VwGH 82/11/0179

VwGH82/11/017919.10.1982

Der Verwaltungsgerichtshof hat durch den Vorsitzenden Senatspräsident Dr. Hrdlicka und die Hofräte Mag. Öhler, Dr. Kramer, Dr. Knell und Dr. Dorner als Richter, im Beisein des Schriftführers Oberrat Mag. Dr. Paschinger, über die Beschwerde des Dr. GA in W, vertreten durch Dr. Robert Amhof, Rechtsanwalt in Wien VI, Linke Wienzeile 4, gegen den Bescheid des Bundesministers für Landesverteidigung vom 4. Juni 1982, Zl. 10.301/778‑1.5/81, betreffend Antrag auf Erteilung einer Ausnahmebewilligung nach dem Waffengesetz, zu Recht erkannt:

Normen

WaffG 1967 §28a Abs1 idF 1980/075
WaffG 1967 §28a Abs2 idF 1980/075

European Case Law Identifier: ECLI:AT:VWGH:1982:1982110179.X00

 

Spruch:

Der angefochtene Bescheid wird wegen Rechtswidrigkeit seines Inhaltes aufgehoben.

Der Bund hat dem Beschwerdeführer Aufwendungen in der Höhe von S 8.060,‑ ‑ binnen zwei Wochen bei sonstiger Exekution zu ersetzen.

Begründung

Der Beschwerdeführer stellte im Juli 1980 an die belangte Behörde einen Antrag auf Erteilung einer Ausnahmebewilligung nach § 28 a des Waffengesetzes. Er brachte hiezu unter Hinweis auf die Waffengesetznovelle 1979, BGBl. Nr. 75/1980 sowie auf die Verordnung BGBl. Nr. 624/1977 vor, in seinem Besitz befänden sich Waffen, die möglicherweise (zumindest teilweise) als Kriegsmaterial im Sinne der oben genannten Gesetzesstelle angesehen werden könnten, und zwar:

1. eine Selbstladepistole M 61, Kaliber 7,65 Marke Skorpion (Halbautomat);

2. ein halbautomatisches Gewehr Marke Colt AR 15, Kaliber 223 Modell SP 1, Ser. SP 36723.
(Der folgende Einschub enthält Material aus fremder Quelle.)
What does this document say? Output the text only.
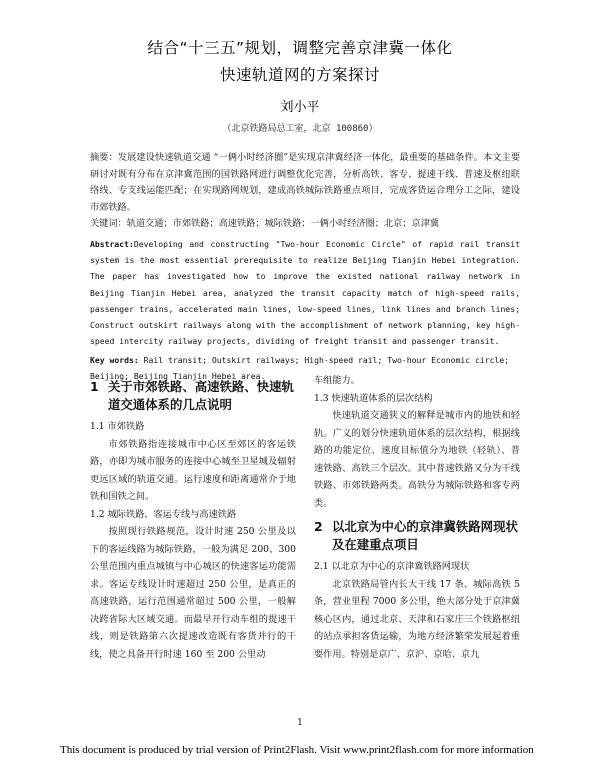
结合“十三五”规划，调整完善京津冀一体化
快速轨道网的方案探讨
刘小平
（北京铁路局总工室，北京 100860）
摘要：发展建设快速轨道交通 “一俩小时经济圈”是实现京津冀经济一体化，最重要的基础条件。本文主要研讨对既有分布在京津冀范围的国铁路网进行调整优化完善，分析高铁、客专、提速干线、普速及枢纽联络线、专支线运能匹配；在实现路网规划，建成高铁城际铁路重点项目，完成客货运合理分工之际，建设市郊铁路。
关键词：轨道交通；市郊铁路；高速铁路；城际铁路；一俩小时经济圈；北京；京津冀
Abstract:Developing and constructing "Two-hour Economic Circle" of rapid rail transit system is the most essential prerequisite to realize Beijing Tianjin Hebei integration. The paper has investigated how to improve the existed national railway network in Beijing Tianjin Hebei area, analyzed the transit capacity match of high-speed rails, passenger trains, accelerated main lines, low-speed lines, link lines and branch lines; Construct outskirt railways along with the accomplishment of network planning, key high-speed intercity railway projects, dividing of freight transit and passenger transit.
Key words: Rail transit; Outskirt railways; High-speed rail; Two-hour Economic circle; Beijing; Beijing Tianjin Hebei area.
1 关于市郊铁路、高速铁路、快速轨道交通体系的几点说明
1.1 市郊铁路
市郊铁路指连接城市中心区至郊区的客运铁路，亦即为城市服务的连接中心城至卫星城及辐射更远区域的轨道交通。运行速度和距离通常介于地铁和国铁之间。
1.2 城际铁路、客运专线与高速铁路
按照现行铁路规范，设计时速 250 公里及以下的客运线路为城际铁路，一般为满足 200、300 公里范围内重点城镇与中心城区的快速客运功能需求。客运专线设计时速超过 250 公里，是真正的高速铁路，运行范围通常超过 500 公里，一般解决跨省际大区域交通。而最早开行动车组的提速干线，则是铁路第六次提速改造既有客货并行的干线，使之具备开行时速 160 至 200 公里动
车组能力。
1.3 快速轨道体系的层次结构
快速轨道交通狭义的解释是城市内的地铁和轻轨。广义的划分快速轨道体系的层次结构，根据线路的功能定位、速度目标值分为地铁（轻轨）、普速铁路、高铁三个层次。其中普速铁路又分为干线铁路、市郊铁路两类。高铁分为城际铁路和客专两类。
2 以北京为中心的京津冀铁路网现状及在建重点项目
2.1 以北京为中心的京津冀铁路网现状
北京铁路局管内长大干线 17 条、城际高铁 5 条，营业里程 7000 多公里，绝大部分处于京津冀核心区内，通过北京、天津和石家庄三个铁路枢纽的站点承担客货运输，为地方经济繁荣发展起着重要作用。特别是京广、京沪、京哈、京九
1
This document is produced by trial version of Print2Flash. Visit www.print2flash.com for more information
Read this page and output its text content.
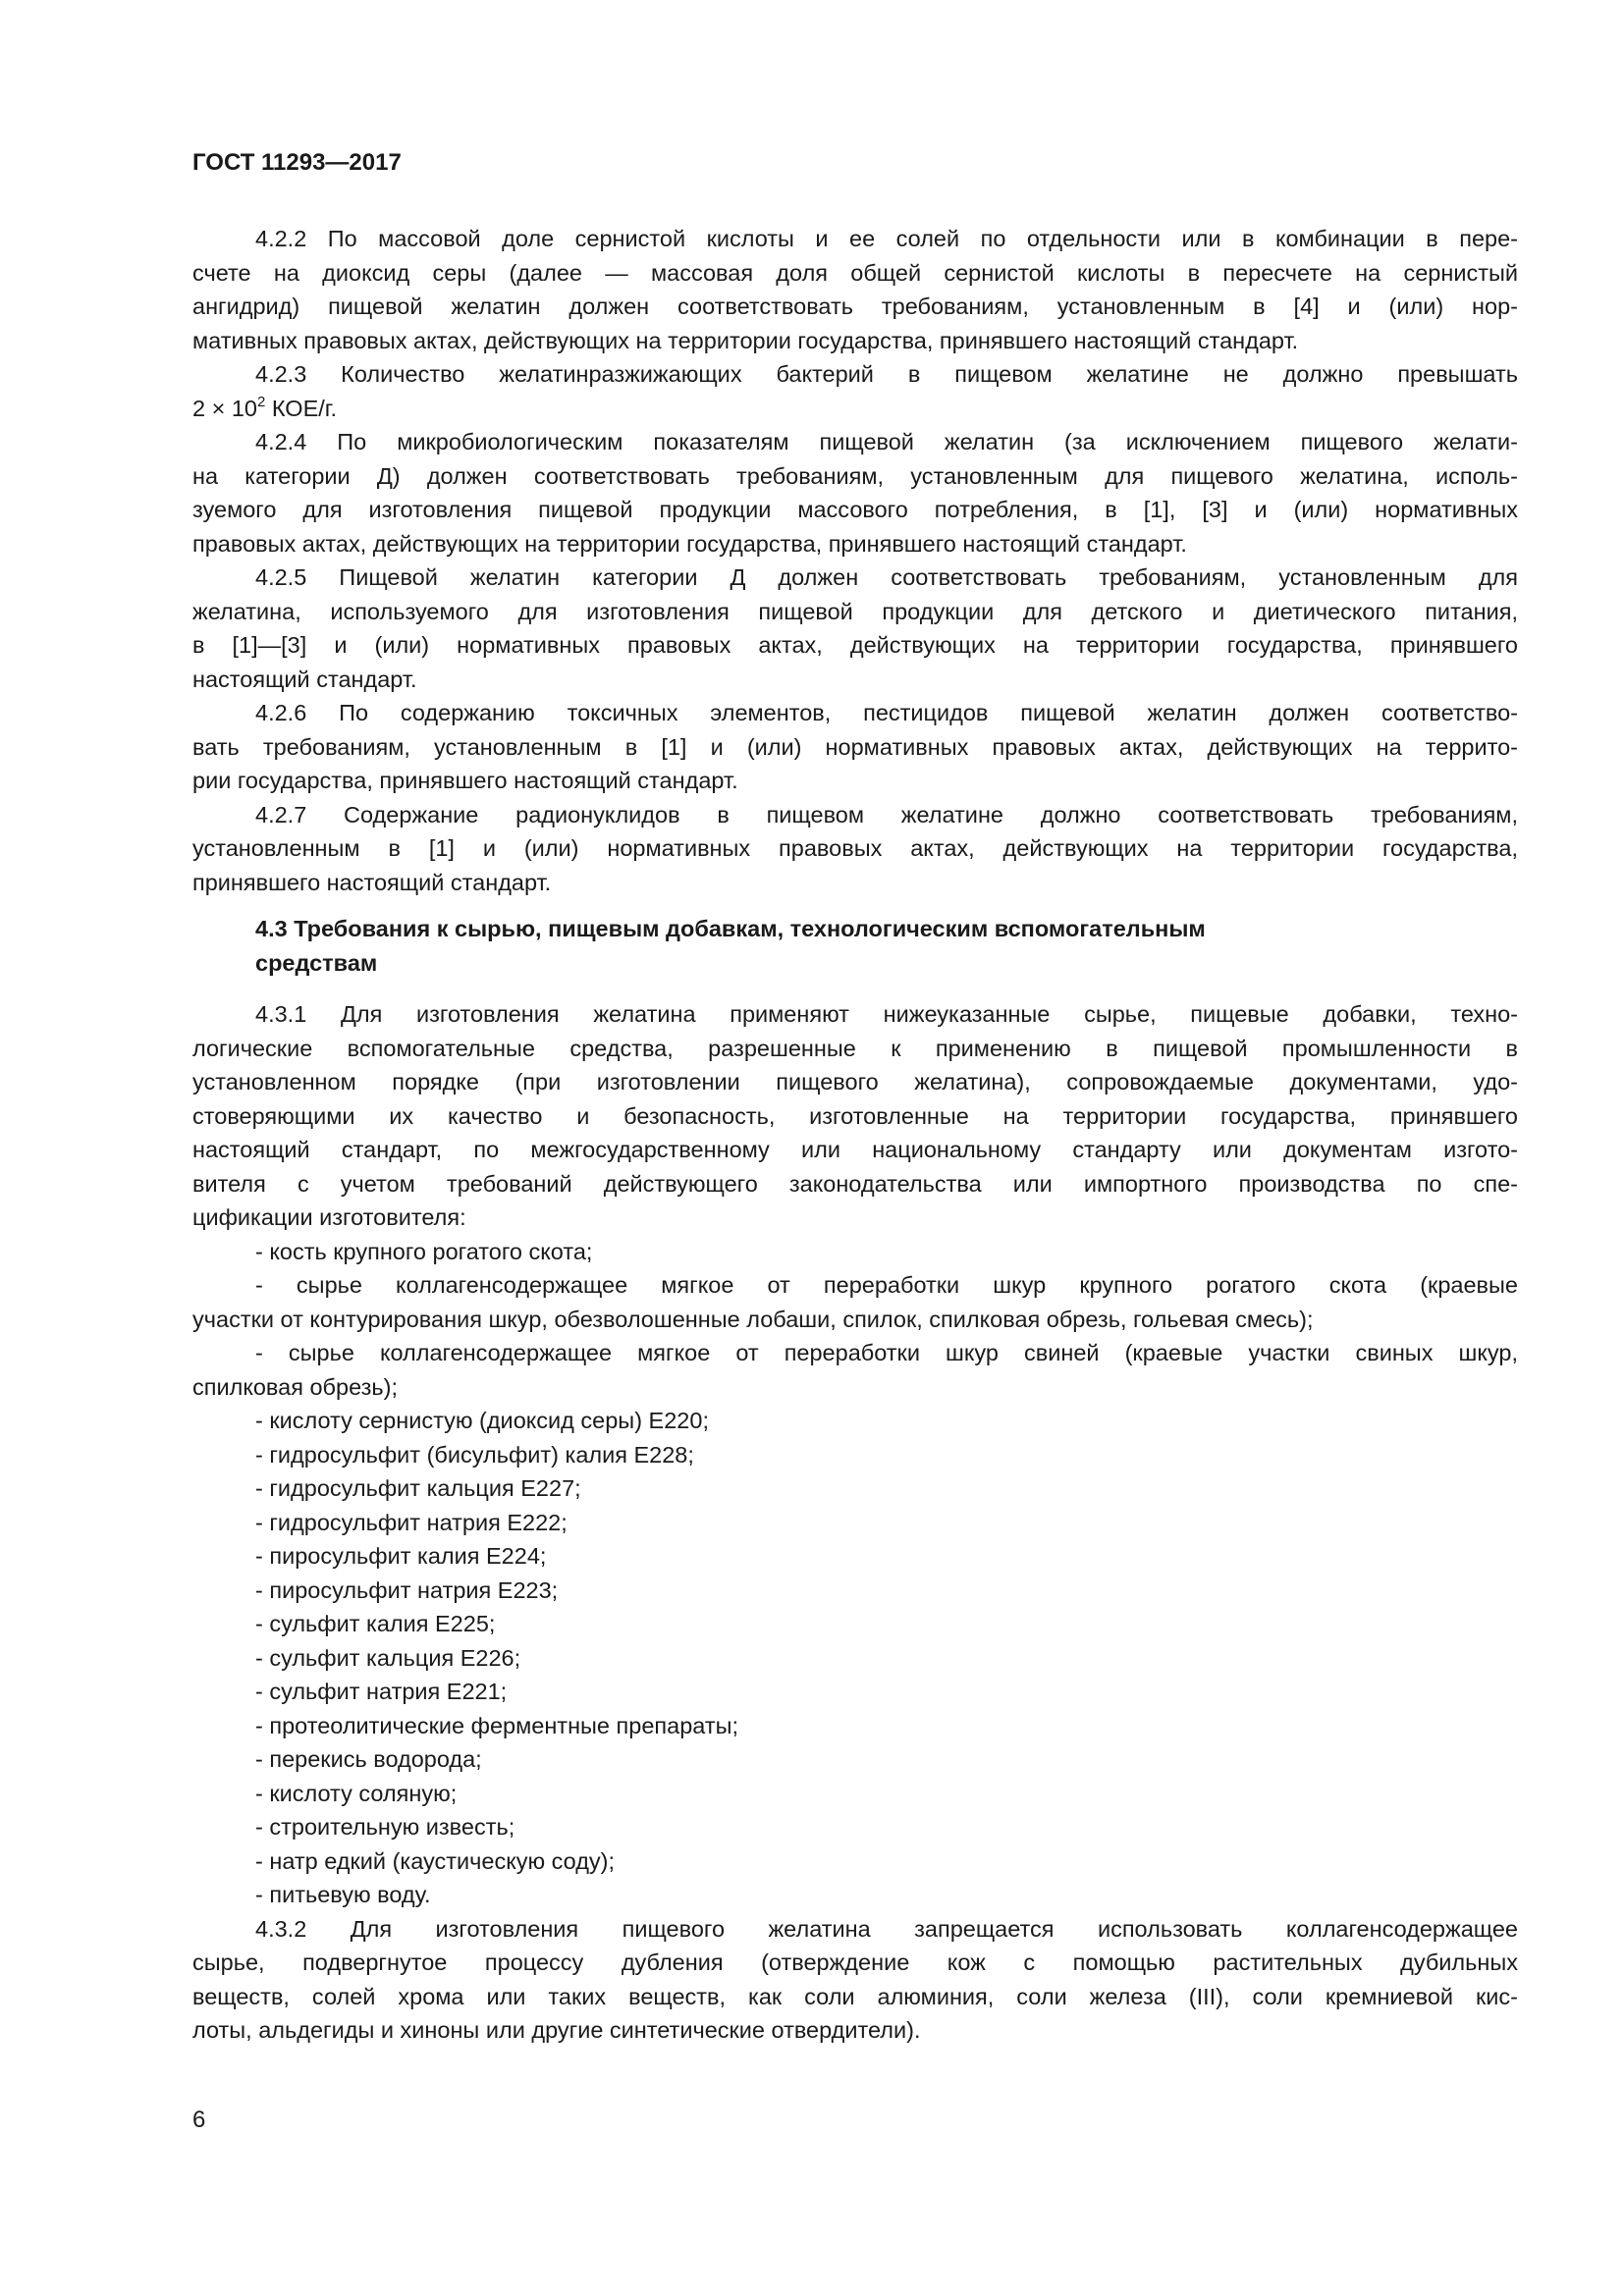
ГОСТ 11293—2017
4.2.2 По массовой доле сернистой кислоты и ее солей по отдельности или в комбинации в пере-
счете на диоксид серы (далее — массовая доля общей сернистой кислоты в пересчете на сернистый
ангидрид) пищевой желатин должен соответствовать требованиям, установленным в [4] и (или) нор-
мативных правовых актах, действующих на территории государства, принявшего настоящий стандарт.
4.2.3 Количество желатинразжижающих бактерий в пищевом желатине не должно превышать
$2 \times 10^2$ КОЕ/г.
4.2.4 По микробиологическим показателям пищевой желатин (за исключением пищевого желати-
на категории Д) должен соответствовать требованиям, установленным для пищевого желатина, исполь-
зуемого для изготовления пищевой продукции массового потребления, в [1], [3] и (или) нормативных
правовых актах, действующих на территории государства, принявшего настоящий стандарт.
4.2.5 Пищевой желатин категории Д должен соответствовать требованиям, установленным для
желатина, используемого для изготовления пищевой продукции для детского и диетического питания,
в [1]—[3] и (или) нормативных правовых актах, действующих на территории государства, принявшего
настоящий стандарт.
4.2.6 По содержанию токсичных элементов, пестицидов пищевой желатин должен соответство-
вать требованиям, установленным в [1] и (или) нормативных правовых актах, действующих на террито-
рии государства, принявшего настоящий стандарт.
4.2.7 Содержание радионуклидов в пищевом желатине должно соответствовать требованиям,
установленным в [1] и (или) нормативных правовых актах, действующих на территории государства,
принявшего настоящий стандарт.
4.3 Требования к сырью, пищевым добавкам, технологическим вспомогательным
средствам
4.3.1 Для изготовления желатина применяют нижеуказанные сырье, пищевые добавки, техно-
логические вспомогательные средства, разрешенные к применению в пищевой промышленности в
установленном порядке (при изготовлении пищевого желатина), сопровождаемые документами, удо-
стоверяющими их качество и безопасность, изготовленные на территории государства, принявшего
настоящий стандарт, по межгосударственному или национальному стандарту или документам изгото-
вителя с учетом требований действующего законодательства или импортного производства по спе-
цификации изготовителя:
- кость крупного рогатого скота;
- сырье коллагенсодержащее мягкое от переработки шкур крупного рогатого скота (краевые
участки от контурирования шкур, обезволошенные лобаши, спилок, спилковая обрезь, гольевая смесь);
- сырье коллагенсодержащее мягкое от переработки шкур свиней (краевые участки свиных шкур,
спилковая обрезь);
- кислоту сернистую (диоксид серы) Е220;
- гидросульфит (бисульфит) калия Е228;
- гидросульфит кальция Е227;
- гидросульфит натрия Е222;
- пиросульфит калия Е224;
- пиросульфит натрия Е223;
- сульфит калия Е225;
- сульфит кальция Е226;
- сульфит натрия Е221;
- протеолитические ферментные препараты;
- перекись водорода;
- кислоту соляную;
- строительную известь;
- натр едкий (каустическую соду);
- питьевую воду.
4.3.2 Для изготовления пищевого желатина запрещается использовать коллагенсодержащее
сырье, подвергнутое процессу дубления (отверждение кож с помощью растительных дубильных
веществ, солей хрома или таких веществ, как соли алюминия, соли железа (III), соли кремниевой кис-
лоты, альдегиды и хиноны или другие синтетические отвердители).
6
Nach dem Dafürhalten des Beschwerdeführers handle es sich bei der unter Z. 1 genannten Waffe um keinen „Karabiner oder Gewehr“, bei der unter Z. 2 genannten Waffe um ein Jagd- oder Sportgewehr (beides im Sinne des § 1 der Verordnung BGBl. Nr. 624/77), doch könne letztere Subsumtion zweifelhaft sein. Die im § 28 a Abs. 2 Waffengesetz geforderte Verläßlichkeit des Beschwerdeführers und die Vollendung des 21. Lebensjahres würden durch die langjährige Tätigkeit des Beschwerdeführers als öffentlicher Notar dargetan; sie könnten überdies auf Grund seiner Tätigkeit als Jagdaufseher in mehreren näher bezeichneten Revieren als bescheinigt angesehen werden.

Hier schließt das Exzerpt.